I almost titled this post “A Phenomenology of Free Speech,” a close analysis of what constitutes free speech and how we experience it. I chose instead “taking apart,” thinking that a careless ear might elide it as “taking away,” as we say rights or privileges can be taken away. “Taking apart” also suggests the hermeneutic method of deconstruction, the sulky younger brother of phenomenology. Deconstruction better captures what I am attempting with respect to free speech, not to delimit its essence but to destabilize it, and show that it has no true referent. In all the articles this week, they treat free speech as a positive entity, an act that can be performed and that is more readily available in the United States. This was apparent in the Atlantic article, “Why google quit China,” which casts the United States as the nation with some of the most permissive freedom of speech laws. Murong Xuecun expresses this mentality, that freedom of speech is a positive, identifiable condition, most clearly with his observation on China, “Only a small number of people sense what they are lacking.” He sees free information as a positive quality that can be lacked, something that is manifestly withheld by a carefully administered firewall. Although, yes, there are manifest restrictions to information flow, there are also restrictions around our own discourse that elude us. Notice in the BBC article on Facebook’s methods to control terrorist content the term that they completely leave out is censorship. By definition censorship is what Facebook needs to accomplish, to remove rhetoric they deem unsafe or toxic, but censorship is only applied in opposition to the positivity of free speech. The objectionable rhetoric for our society does not assume the ontological status of free speech, and so we do not say it is censored. We speak of free speech like property, as a positive quality guaranteed by law. As I tried to show through a reflection on silence and the need to respond, language is not an entity that can be completely grasped but is always concomitant with absence and indeterminacy.

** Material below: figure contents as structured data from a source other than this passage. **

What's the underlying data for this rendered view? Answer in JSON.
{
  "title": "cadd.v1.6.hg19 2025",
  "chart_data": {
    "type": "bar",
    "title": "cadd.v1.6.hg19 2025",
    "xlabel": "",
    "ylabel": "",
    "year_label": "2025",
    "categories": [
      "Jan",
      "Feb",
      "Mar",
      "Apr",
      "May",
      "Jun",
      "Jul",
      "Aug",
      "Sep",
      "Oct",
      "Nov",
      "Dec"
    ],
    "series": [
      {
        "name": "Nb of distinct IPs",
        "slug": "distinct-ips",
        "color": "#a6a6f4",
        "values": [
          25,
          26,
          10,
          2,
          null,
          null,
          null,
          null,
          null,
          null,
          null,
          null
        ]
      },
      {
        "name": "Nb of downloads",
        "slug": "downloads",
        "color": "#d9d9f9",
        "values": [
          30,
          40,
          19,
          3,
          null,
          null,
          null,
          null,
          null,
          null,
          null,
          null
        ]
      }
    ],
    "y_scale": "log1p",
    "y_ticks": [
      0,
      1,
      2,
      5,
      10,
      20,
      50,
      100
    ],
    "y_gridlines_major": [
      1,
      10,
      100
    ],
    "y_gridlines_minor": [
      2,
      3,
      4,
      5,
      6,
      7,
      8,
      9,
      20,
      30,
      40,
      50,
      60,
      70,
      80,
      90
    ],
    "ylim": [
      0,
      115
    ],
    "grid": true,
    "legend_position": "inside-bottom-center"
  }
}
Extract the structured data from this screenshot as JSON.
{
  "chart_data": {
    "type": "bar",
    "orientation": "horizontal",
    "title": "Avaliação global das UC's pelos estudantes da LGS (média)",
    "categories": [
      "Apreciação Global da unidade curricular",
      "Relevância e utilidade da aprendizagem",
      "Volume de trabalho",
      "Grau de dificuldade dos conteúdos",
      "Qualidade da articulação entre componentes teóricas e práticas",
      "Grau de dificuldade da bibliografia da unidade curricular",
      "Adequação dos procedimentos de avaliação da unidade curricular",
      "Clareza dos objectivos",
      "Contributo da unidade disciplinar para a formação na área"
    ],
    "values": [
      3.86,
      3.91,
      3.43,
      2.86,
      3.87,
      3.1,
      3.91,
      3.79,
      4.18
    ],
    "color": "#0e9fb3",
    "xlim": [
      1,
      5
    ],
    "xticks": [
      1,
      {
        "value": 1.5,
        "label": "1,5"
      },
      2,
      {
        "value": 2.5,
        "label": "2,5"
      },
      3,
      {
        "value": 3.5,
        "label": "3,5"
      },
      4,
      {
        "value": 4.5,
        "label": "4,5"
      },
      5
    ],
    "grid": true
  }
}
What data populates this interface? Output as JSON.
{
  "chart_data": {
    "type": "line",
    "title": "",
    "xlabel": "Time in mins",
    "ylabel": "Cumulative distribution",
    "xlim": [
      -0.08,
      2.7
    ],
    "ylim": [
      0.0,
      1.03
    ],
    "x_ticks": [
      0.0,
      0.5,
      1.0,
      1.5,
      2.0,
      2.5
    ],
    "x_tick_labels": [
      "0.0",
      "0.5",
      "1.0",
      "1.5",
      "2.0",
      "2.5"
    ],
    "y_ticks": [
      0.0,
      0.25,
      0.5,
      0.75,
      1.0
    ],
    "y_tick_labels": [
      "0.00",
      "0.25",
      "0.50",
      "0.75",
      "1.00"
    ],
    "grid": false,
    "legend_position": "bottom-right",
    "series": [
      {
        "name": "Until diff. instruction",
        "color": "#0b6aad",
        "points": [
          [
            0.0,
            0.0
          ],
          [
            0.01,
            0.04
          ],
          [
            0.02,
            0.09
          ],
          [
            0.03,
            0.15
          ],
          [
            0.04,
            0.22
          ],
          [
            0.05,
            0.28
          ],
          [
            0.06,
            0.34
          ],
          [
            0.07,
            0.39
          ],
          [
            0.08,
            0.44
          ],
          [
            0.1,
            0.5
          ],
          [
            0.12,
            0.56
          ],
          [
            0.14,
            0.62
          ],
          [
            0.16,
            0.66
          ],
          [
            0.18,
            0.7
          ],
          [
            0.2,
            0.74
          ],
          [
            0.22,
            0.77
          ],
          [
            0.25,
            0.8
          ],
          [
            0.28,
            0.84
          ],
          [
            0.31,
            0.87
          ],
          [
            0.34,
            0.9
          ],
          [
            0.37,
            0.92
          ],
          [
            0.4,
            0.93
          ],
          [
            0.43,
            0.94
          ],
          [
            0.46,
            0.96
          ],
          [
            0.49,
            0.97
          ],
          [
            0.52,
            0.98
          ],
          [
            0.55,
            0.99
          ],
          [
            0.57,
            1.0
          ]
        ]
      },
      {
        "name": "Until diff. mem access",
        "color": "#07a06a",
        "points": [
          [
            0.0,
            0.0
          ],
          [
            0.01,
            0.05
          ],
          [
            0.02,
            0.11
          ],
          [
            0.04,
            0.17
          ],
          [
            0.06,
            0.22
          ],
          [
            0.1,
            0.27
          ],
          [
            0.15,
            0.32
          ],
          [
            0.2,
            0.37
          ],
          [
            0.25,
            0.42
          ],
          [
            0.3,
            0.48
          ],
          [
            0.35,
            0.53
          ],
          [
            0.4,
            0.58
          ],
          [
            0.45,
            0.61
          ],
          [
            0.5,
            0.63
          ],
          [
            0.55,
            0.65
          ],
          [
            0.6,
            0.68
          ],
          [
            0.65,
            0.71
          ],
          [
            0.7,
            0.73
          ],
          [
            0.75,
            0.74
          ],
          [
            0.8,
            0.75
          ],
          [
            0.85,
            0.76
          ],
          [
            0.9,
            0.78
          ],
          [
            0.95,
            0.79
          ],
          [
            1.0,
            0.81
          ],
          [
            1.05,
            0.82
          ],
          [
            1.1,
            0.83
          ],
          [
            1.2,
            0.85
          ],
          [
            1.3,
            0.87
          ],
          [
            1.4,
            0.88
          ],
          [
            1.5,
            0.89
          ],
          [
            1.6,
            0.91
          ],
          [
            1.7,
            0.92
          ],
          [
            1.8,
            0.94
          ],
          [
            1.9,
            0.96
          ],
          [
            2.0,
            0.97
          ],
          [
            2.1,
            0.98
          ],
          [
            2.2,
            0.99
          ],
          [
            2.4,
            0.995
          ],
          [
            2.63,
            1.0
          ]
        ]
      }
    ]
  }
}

Language is not just a capability, either impeded or free, but is our way of engaging in the world. Language itself is a kind of technology, and can only be experienced through a certain set of implicit restrictions. Amid all the debates about information technology, and how those structures can restrict speech, we have not sufficiently considered the ontology of language. Speech in itself is a kind of restriction, a set of predetermined conditions that are not fully controlled by a speaking subject but in a way speak through us.